In the first format, one copy of Pluribus played against five human professionals at a time. Five players were drawn for each session from a pool of professionals, each of whom had won more than $1 million playing poker. Over 10,000 hands, Pluribus won an average of 48 mbb/game with a standard error of 25 mbb/game (p-value 0.028) [3][6]. In the second format, the roles were reversed: a single elite human played against five copies of Pluribus. Two of the strongest players in the pool, Darren Elias (holder of the record for most World Poker Tour titles) and Chris "Jesus" Ferguson (winner of six World Series of Poker events), each played 5,000 hands in this setting.
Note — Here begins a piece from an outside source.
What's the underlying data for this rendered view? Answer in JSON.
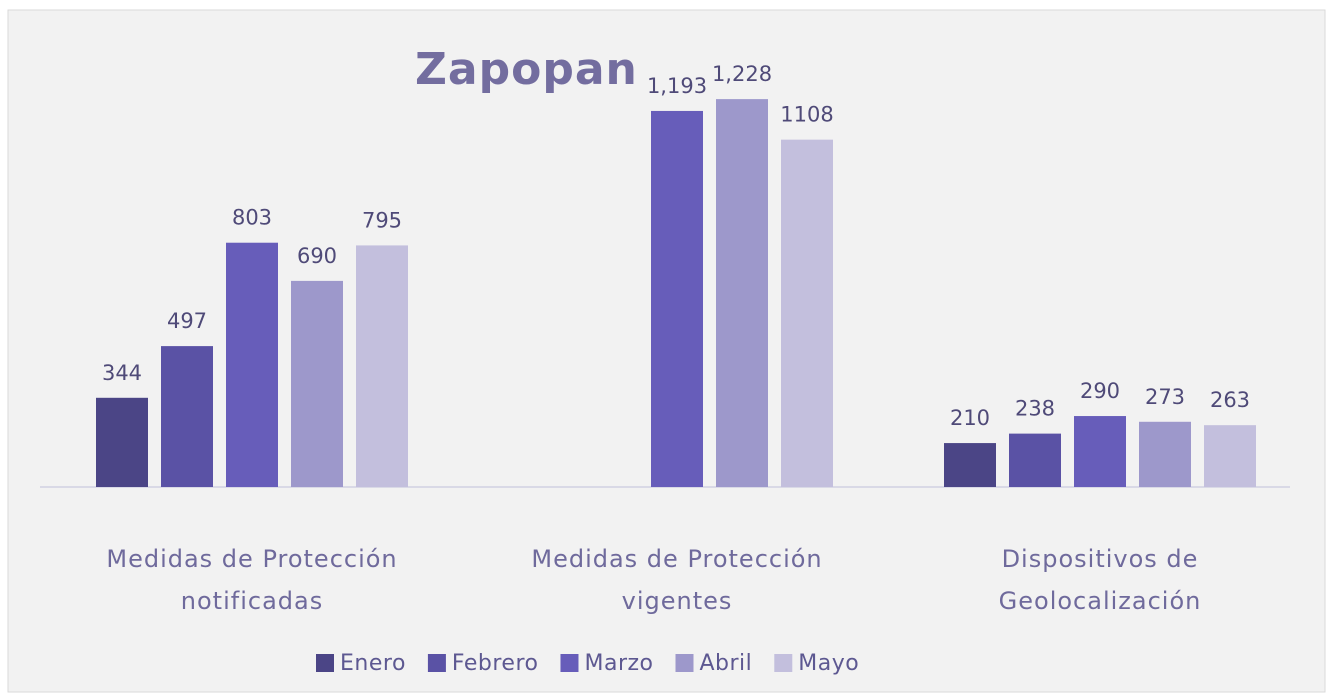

Pluribus won by 32 mbb/game with a standard error of 15 mbb/game (p-value 0.014) [3][6]. The win rate corresponds to roughly $5 per hand, or close to $1,000 per hour at the pace played, although no real money was wagered between Pluribus and the humans [6].
| Experiment | Configuration | Hands | Win rate (after AIVAT) | Statistical significance |
|---|---|---|---|---|
| 5 humans, 1 Pluribus | One bot against five pros at a time | 10,000 | 48 mbb/game (std. error 25) | p = 0.028 |
| 1 human, 5 Pluribus | One pro against five bots | 5,000 each | 32 mbb/game (std. error 15) | p = 0.014 |
The full set of professionals included Jimmy Chou, Seth Davies, Darren Elias, Chris Ferguson, Michael Gagliano, Anthony Gregg, Dong Kim, Jason Les, Linus Loeliger, Daniel McAulay, Greg Merson, Nick Petrangelo, Sean Ruane, Trevor Savage, and Jacob Toole [6]. The humans were paid for participation, with bonuses tied to performance against the bot, to keep their incentives aligned with playing their best.
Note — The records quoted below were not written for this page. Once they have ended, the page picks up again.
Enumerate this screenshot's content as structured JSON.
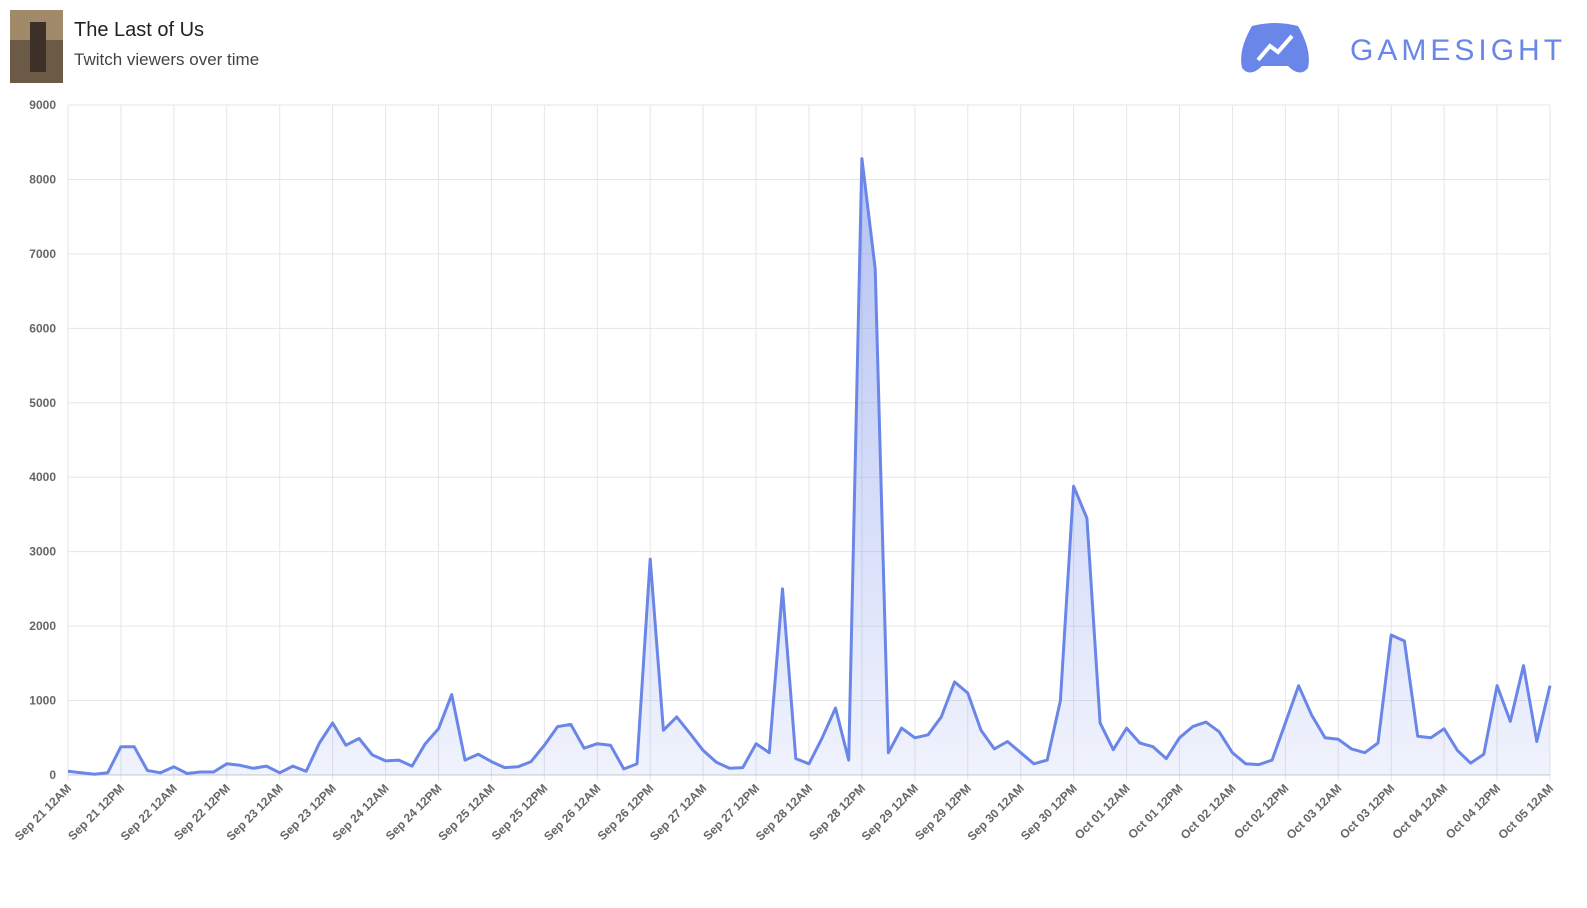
{
  "brand": "GAMESIGHT",
  "chart_data": {
    "type": "area",
    "title": "The Last of Us",
    "subtitle": "Twitch viewers over time",
    "color": "#6a86e8",
    "grid": true,
    "ylim": [
      0,
      9000
    ],
    "yticks": [
      0,
      1000,
      2000,
      3000,
      4000,
      5000,
      6000,
      7000,
      8000,
      9000
    ],
    "categories": [
      "Sep 21 12AM",
      null,
      null,
      null,
      "Sep 21 12PM",
      null,
      null,
      null,
      "Sep 22 12AM",
      null,
      null,
      null,
      "Sep 22 12PM",
      null,
      null,
      null,
      "Sep 23 12AM",
      null,
      null,
      null,
      "Sep 23 12PM",
      null,
      null,
      null,
      "Sep 24 12AM",
      null,
      null,
      null,
      "Sep 24 12PM",
      null,
      null,
      null,
      "Sep 25 12AM",
      null,
      null,
      null,
      "Sep 25 12PM",
      null,
      null,
      null,
      "Sep 26 12AM",
      null,
      null,
      null,
      "Sep 26 12PM",
      null,
      null,
      null,
      "Sep 27 12AM",
      null,
      null,
      null,
      "Sep 27 12PM",
      null,
      null,
      null,
      "Sep 28 12AM",
      null,
      null,
      null,
      "Sep 28 12PM",
      null,
      null,
      null,
      "Sep 29 12AM",
      null,
      null,
      null,
      "Sep 29 12PM",
      null,
      null,
      null,
      "Sep 30 12AM",
      null,
      null,
      null,
      "Sep 30 12PM",
      null,
      null,
      null,
      "Oct 01 12AM",
      null,
      null,
      null,
      "Oct 01 12PM",
      null,
      null,
      null,
      "Oct 02 12AM",
      null,
      null,
      null,
      "Oct 02 12PM",
      null,
      null,
      null,
      "Oct 03 12AM",
      null,
      null,
      null,
      "Oct 03 12PM",
      null,
      null,
      null,
      "Oct 04 12AM",
      null,
      null,
      null,
      "Oct 04 12PM",
      null,
      null,
      null,
      "Oct 05 12AM"
    ],
    "values": [
      50,
      30,
      10,
      30,
      380,
      380,
      60,
      30,
      110,
      20,
      40,
      40,
      150,
      130,
      90,
      120,
      30,
      120,
      50,
      430,
      700,
      400,
      490,
      270,
      190,
      200,
      120,
      420,
      620,
      1080,
      200,
      280,
      180,
      100,
      110,
      180,
      400,
      650,
      680,
      360,
      420,
      400,
      80,
      150,
      2900,
      600,
      780,
      560,
      330,
      170,
      90,
      100,
      420,
      300,
      2500,
      220,
      150,
      500,
      900,
      200,
      8280,
      6800,
      300,
      630,
      500,
      540,
      780,
      1250,
      1100,
      600,
      350,
      450,
      300,
      150,
      200,
      1000,
      3880,
      3450,
      700,
      340,
      630,
      430,
      380,
      220,
      500,
      650,
      710,
      580,
      300,
      150,
      140,
      200,
      700,
      1200,
      800,
      500,
      480,
      350,
      300,
      430,
      1880,
      1800,
      520,
      500,
      620,
      330,
      160,
      280,
      1200,
      720,
      1470,
      450,
      1200
    ]
  }
}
Players singled out the bot's unconventional bet sizing and aggression. Michael Gagliano observed, "There were several plays that humans simply are not making at all, especially relating to its bet sizing." Jason Les called it "an absolute monster bluffer," adding "it's a much more efficient bluffer than most humans." Chris Ferguson noted, "It's really hard to pin him down on any kind of hand," praising its thin value bets on the river [6]. Commentators highlighted Pluribus's willingness to use very large overbets for both bluffs and value, and its use of "donk betting" (leading into the previous round's aggressor), a play many human pros avoid [6][8].
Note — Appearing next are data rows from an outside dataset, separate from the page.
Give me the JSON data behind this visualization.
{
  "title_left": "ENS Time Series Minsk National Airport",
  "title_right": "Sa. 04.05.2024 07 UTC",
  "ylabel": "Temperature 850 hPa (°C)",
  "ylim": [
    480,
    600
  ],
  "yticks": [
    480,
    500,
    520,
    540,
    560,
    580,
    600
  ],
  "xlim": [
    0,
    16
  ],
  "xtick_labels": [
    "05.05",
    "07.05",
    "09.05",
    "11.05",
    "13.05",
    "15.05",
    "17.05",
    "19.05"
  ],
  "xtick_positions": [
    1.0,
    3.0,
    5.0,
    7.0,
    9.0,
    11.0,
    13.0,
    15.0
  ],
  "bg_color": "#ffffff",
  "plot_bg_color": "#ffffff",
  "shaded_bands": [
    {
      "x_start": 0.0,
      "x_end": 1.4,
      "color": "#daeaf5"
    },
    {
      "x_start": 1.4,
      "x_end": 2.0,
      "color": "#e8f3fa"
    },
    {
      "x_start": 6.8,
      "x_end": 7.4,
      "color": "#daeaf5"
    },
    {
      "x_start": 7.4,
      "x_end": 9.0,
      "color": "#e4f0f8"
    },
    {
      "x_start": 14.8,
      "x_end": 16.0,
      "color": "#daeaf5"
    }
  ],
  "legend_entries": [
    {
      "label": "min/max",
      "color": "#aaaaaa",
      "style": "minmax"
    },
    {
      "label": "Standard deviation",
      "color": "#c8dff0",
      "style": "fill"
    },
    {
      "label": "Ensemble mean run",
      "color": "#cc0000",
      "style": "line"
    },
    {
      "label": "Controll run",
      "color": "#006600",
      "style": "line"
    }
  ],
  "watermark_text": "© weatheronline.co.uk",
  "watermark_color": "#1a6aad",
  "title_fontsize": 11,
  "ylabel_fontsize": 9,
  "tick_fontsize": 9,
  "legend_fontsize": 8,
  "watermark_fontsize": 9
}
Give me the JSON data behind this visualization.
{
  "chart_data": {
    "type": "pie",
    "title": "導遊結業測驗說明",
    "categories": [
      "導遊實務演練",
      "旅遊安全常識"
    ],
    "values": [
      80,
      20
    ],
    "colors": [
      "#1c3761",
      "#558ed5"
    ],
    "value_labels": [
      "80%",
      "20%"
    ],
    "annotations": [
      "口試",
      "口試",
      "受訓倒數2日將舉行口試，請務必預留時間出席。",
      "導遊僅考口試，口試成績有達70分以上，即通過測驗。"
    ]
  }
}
Sandholm summarized the achievement: "Pluribus achieved superhuman performance at multiplayer poker, which is a recognized milestone in artificial intelligence and in game theory that has been open for decades." [2]
Pluribus showed that strong play in a large, multiplayer, imperfect-information game does not require equilibrium guarantees or massive compute. Its core technique, a cheaply trained blueprint refined by depth-limited search with multiple continuation strategies, generalized beyond poker. Noam Brown and collaborators applied closely related ideas about search and self-play in later work at Facebook AI, including the bot ReBeL and, most prominently, CICERO, the first AI to reach human-level performance in the strategy game Diplomacy by combining a strategic-reasoning planning module with a natural-language model [9]. Diplomacy is a seven-player game that mixes cooperation, negotiation, and competition, extending the multiplayer, non-zero-sum challenges that Pluribus first confronted in poker. Brown has cited Pluribus when arguing about the value of search and planning at inference time, themes he continued to pursue after moving to OpenAI to work on reasoning systems [9].
Years later, Brown also offered Pluribus as a cautionary example, noting that its very low training cost partly reflected how heavily the method was tuned to the specific benchmark of poker, a lesson he related to the risk of over-optimizing AI systems for narrow benchmarks [10].